Prepared for all the above, I first checked that there were frozen peas in the freezer. It was a packet I used to take for granted until, aged 14 and having finished all the biscuits, crisps, cereal and milk, I decided that peas were a decent late-night desperation snack. Fortunately, there was a packet, because I needed a good portion of it to make up for the pea shortfall caused by the huge and tiny ones found in one kilo of pods.

This week’s recipe is a mix of three recipes. The first is Arabella Boxer’s poussins aux pois in First Slice Your Cookbook, which was published in 1964 and designed by her then husband, Mark Boxer, who had the innovative and massively useful idea of slicing the cookbook in three and ring binding each part, so you can flip through the three sections – soup and hors d’oeuvres, mains and puddings – separately, and have them all open at once. The book also includes drawings by Alan Cracknell and wine suggestions by Hugh Johnson. In short: run to AbeBooks and get a copy. The second and third are Ada Boni’s pollo in padella (chicken in a pan) and her braised peas and spring onion from Il Talismano della Felicità (The Talisman of Happiness), which is a fraction of the fun of First Slice Your Cookbook, but also brilliant. The combination of pan-fried chicken with golden, crisp skin and softly braised spring vegetables is delightful.

Chicken thighs are brilliant, too; the combination of their fat content, red muscle fibres and darker meat make them the most flavourful part of the chicken, and also less likely to dry out when you cook them. The bone within the thigh keeps the flesh and muscle compact, and therefore helps with tenderness; however, the nature of the cut means that boneless thighs are good, too, and also cook more quickly. You decide.

Serve directly from the pan or transfer to a warm serving plate, zigzagging with olive oil or adding a few bits of butter. This is a reliable and ideal dish for all sorts of weather, especially alongside bread and a glass of wine.

Spring chicken thighs with spring onions, mint and peas

Serves 4

8 small or 4 large skin-on chicken thighs, bone in or bone out
Salt
Olive
oil
1 large bunch spring onions, finely sliced, or 3 fresh white onions, peeled and sliced
100ml white wine
400g peas, fresh or frozen
1 small bunch mint or mentuccia, ripped

Sprinkle the chicken thighs with salt, rubbing it all over so it’s well distributed. Starting with a cold frying pan, cover lightly or rub the base with oil, then lay in the thighs skin side down.

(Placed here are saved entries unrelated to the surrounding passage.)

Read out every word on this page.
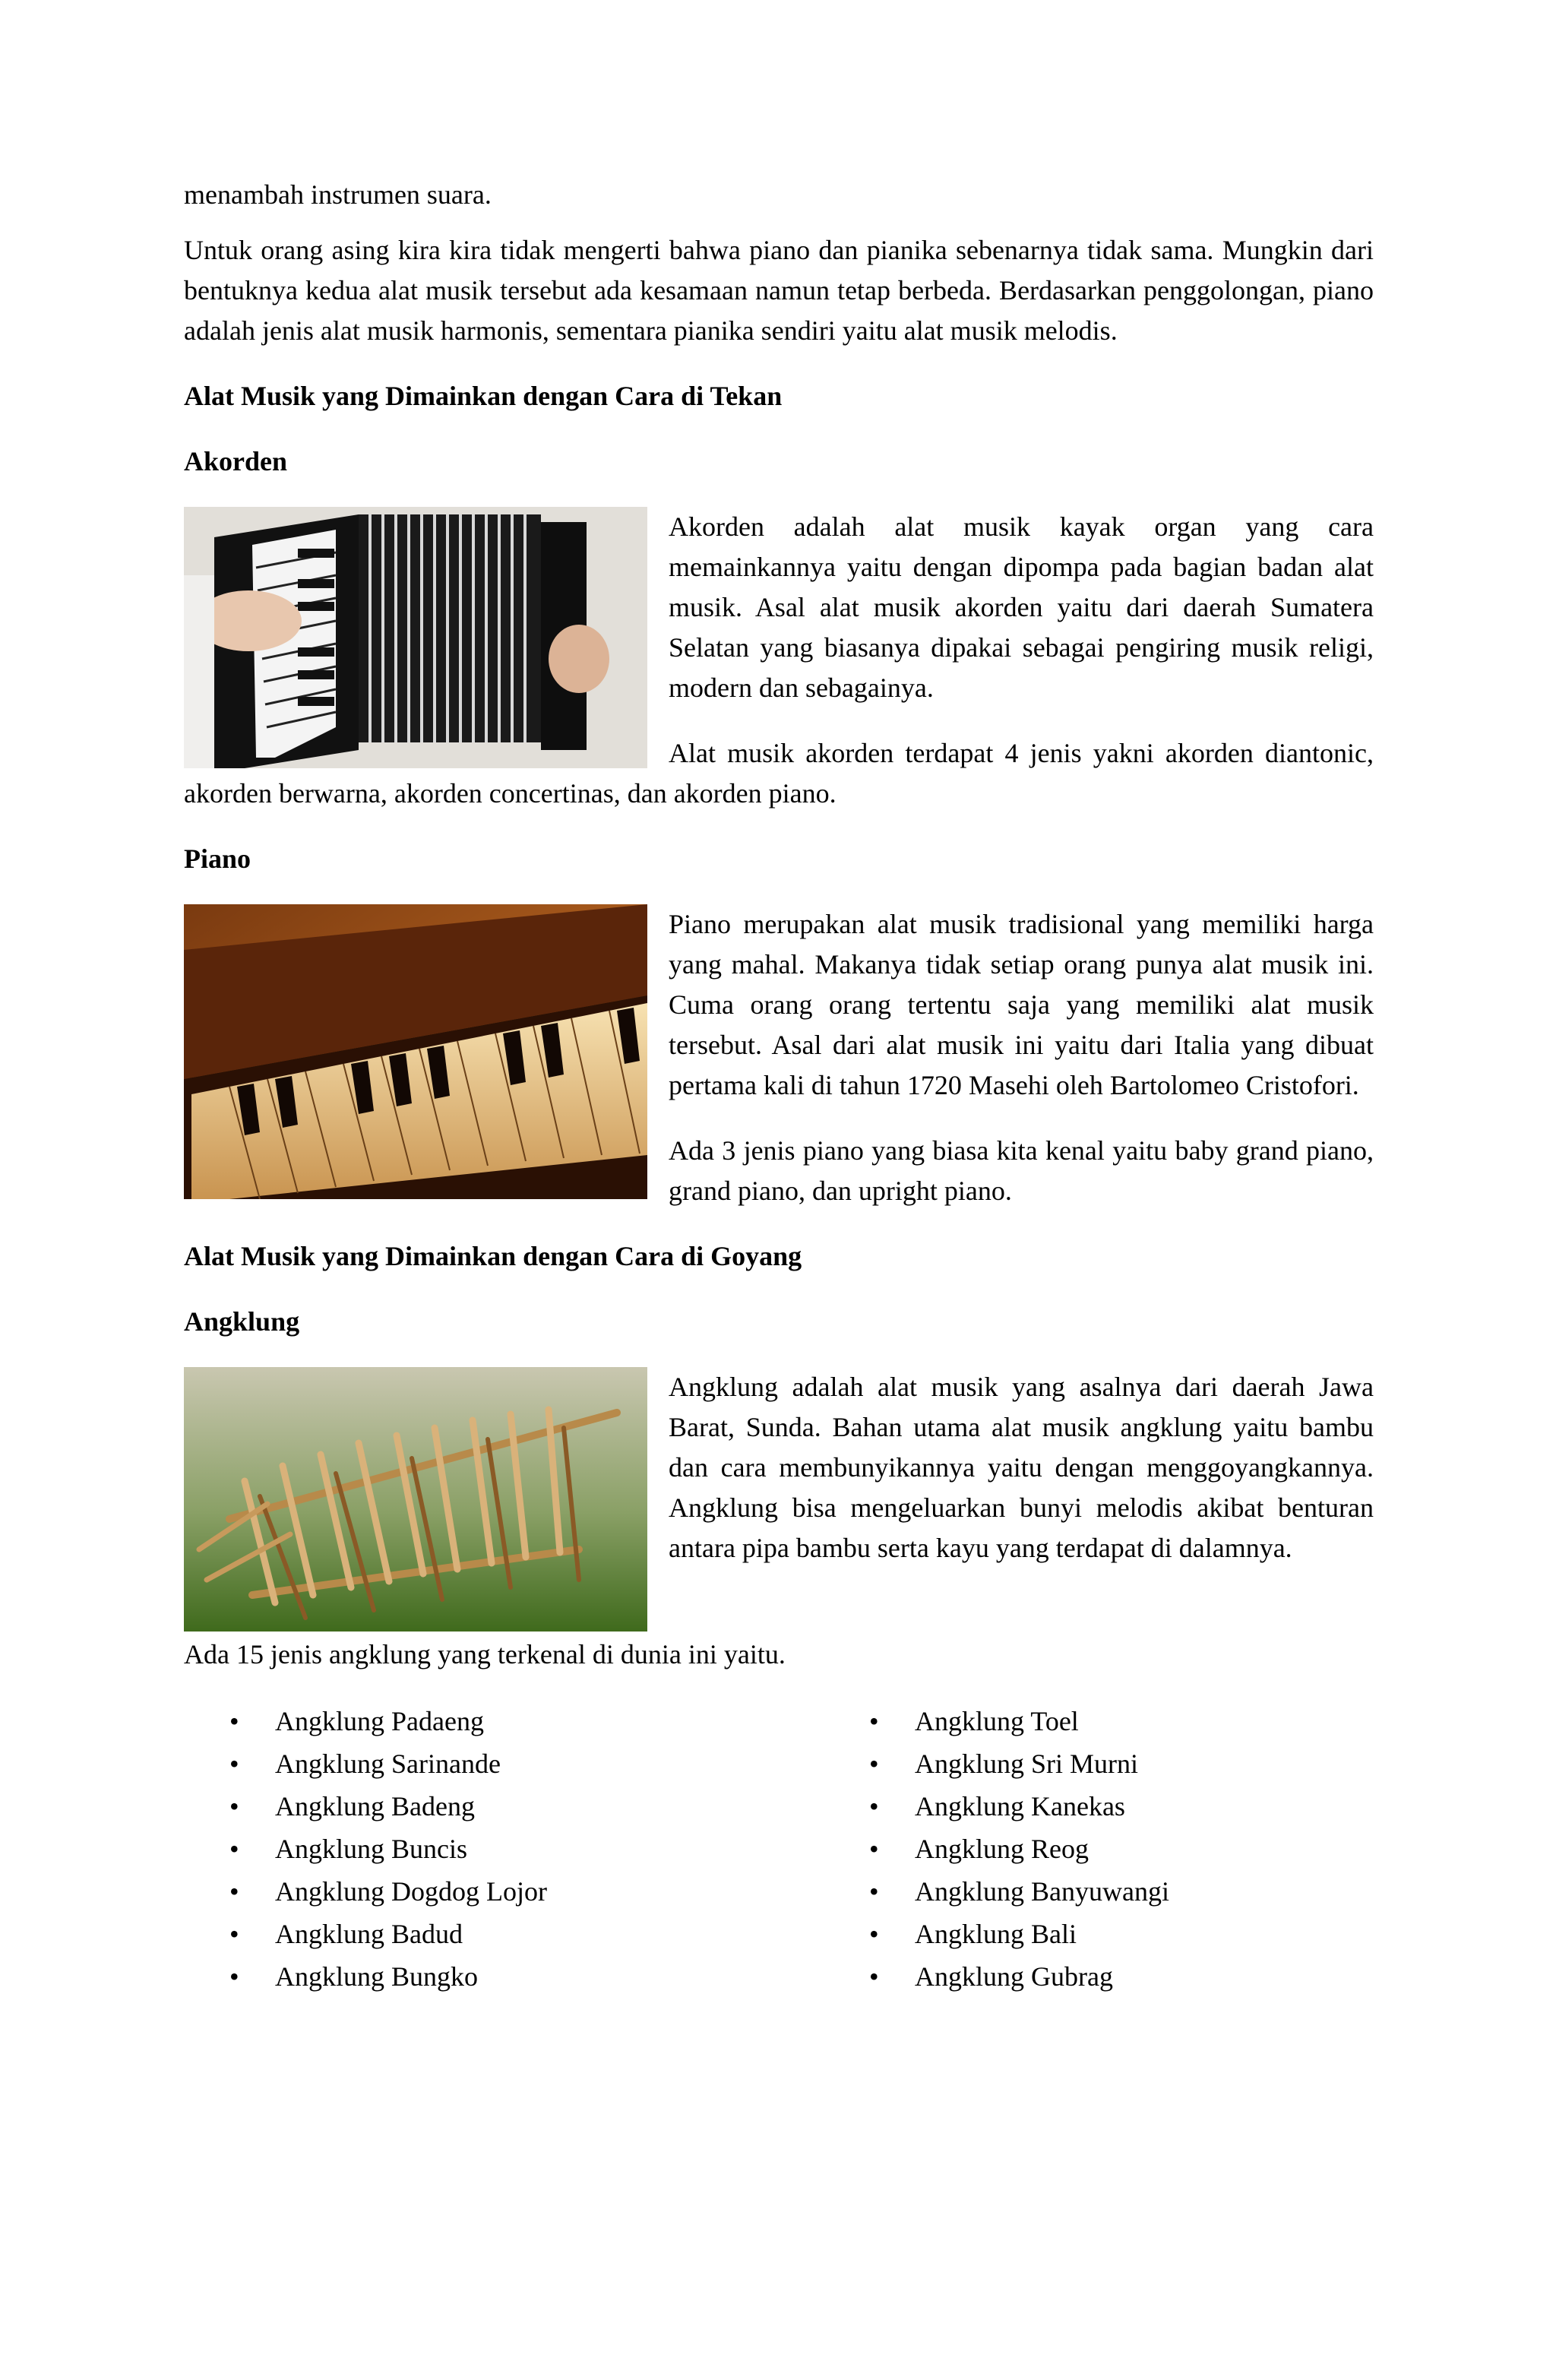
menambah instrumen suara.

Untuk orang asing kira kira tidak mengerti bahwa piano dan pianika sebenarnya tidak sama. Mungkin dari bentuknya kedua alat musik tersebut ada kesamaan namun tetap berbeda. Berdasarkan penggolongan, piano adalah jenis alat musik harmonis, sementara pianika sendiri yaitu alat musik melodis.

Alat Musik yang Dimainkan dengan Cara di Tekan

Akorden

Akorden adalah alat musik kayak organ yang cara memainkannya yaitu dengan dipompa pada bagian badan alat musik. Asal alat musik akorden yaitu dari daerah Sumatera Selatan yang biasanya dipakai sebagai pengiring musik religi, modern dan sebagainya.

Alat musik akorden terdapat 4 jenis yakni akorden diantonic, akorden berwarna, akorden concertinas, dan akorden piano.

Piano

Piano merupakan alat musik tradisional yang memiliki harga yang mahal. Makanya tidak setiap orang punya alat musik ini. Cuma orang orang tertentu saja yang memiliki alat musik tersebut. Asal dari alat musik ini yaitu dari Italia yang dibuat pertama kali di tahun 1720 Masehi oleh Bartolomeo Cristofori.

Ada 3 jenis piano yang biasa kita kenal yaitu baby grand piano, grand piano, dan upright piano.

Alat Musik yang Dimainkan dengan Cara di Goyang

Angklung

Angklung adalah alat musik yang asalnya dari daerah Jawa Barat, Sunda. Bahan utama alat musik angklung yaitu bambu dan cara membunyikannya yaitu dengan menggoyangkannya. Angklung bisa mengeluarkan bunyi melodis akibat benturan antara pipa bambu serta kayu yang terdapat di dalamnya.

Ada 15 jenis angklung yang terkenal di dunia ini yaitu.

• Angklung Padaeng
• Angklung Sarinande
• Angklung Badeng
• Angklung Buncis
• Angklung Dogdog Lojor
• Angklung Badud
• Angklung Bungko
• Angklung Toel
• Angklung Sri Murni
• Angklung Kanekas
• Angklung Reog
• Angklung Banyuwangi
• Angklung Bali
• Angklung Gubrag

Put the pan on a medium-low heat – this is going to help the fat render gently, which ensures golden and crisp skin – and leave to fry gently for 20-25 minutes for bone-in thighs, or 15-20 for boneless. Gently shake the pan intermittently, and notice the rising level of opaque cooked meat.

Once the skin is golden brown and crisp, turn over the thighs and cook for another 15 minutes for bone-in or eight for boneless, until cooked through. Lift the thighs on to a warm plate and keep it in a warm spot.

Pour the fat from the pan into a bowl, leaving any meaty residue behind in the pan. Return three tablespoons of the fat back into the pan, stir in the onions and move them about briskly for a minute or two. Add the wine, let it whoosh, then stir so any meaty residue eases from the base of the pan – the onions will go slightly brown (this means flavour). Simmer for five minutes, add the peas and make sure there is still enough liquid that the pan is steamy (if not, add a little more). Cover the pan and cook the peas for eight to 12 minutes, until tender but with a bit of pop.

Stir in the mint leaves, then return the chicken thighs skin side up to the pan and simmer for a couple of minutes more. Taste for salt. Serve directly from the pan, or transfer to a warm serving dish.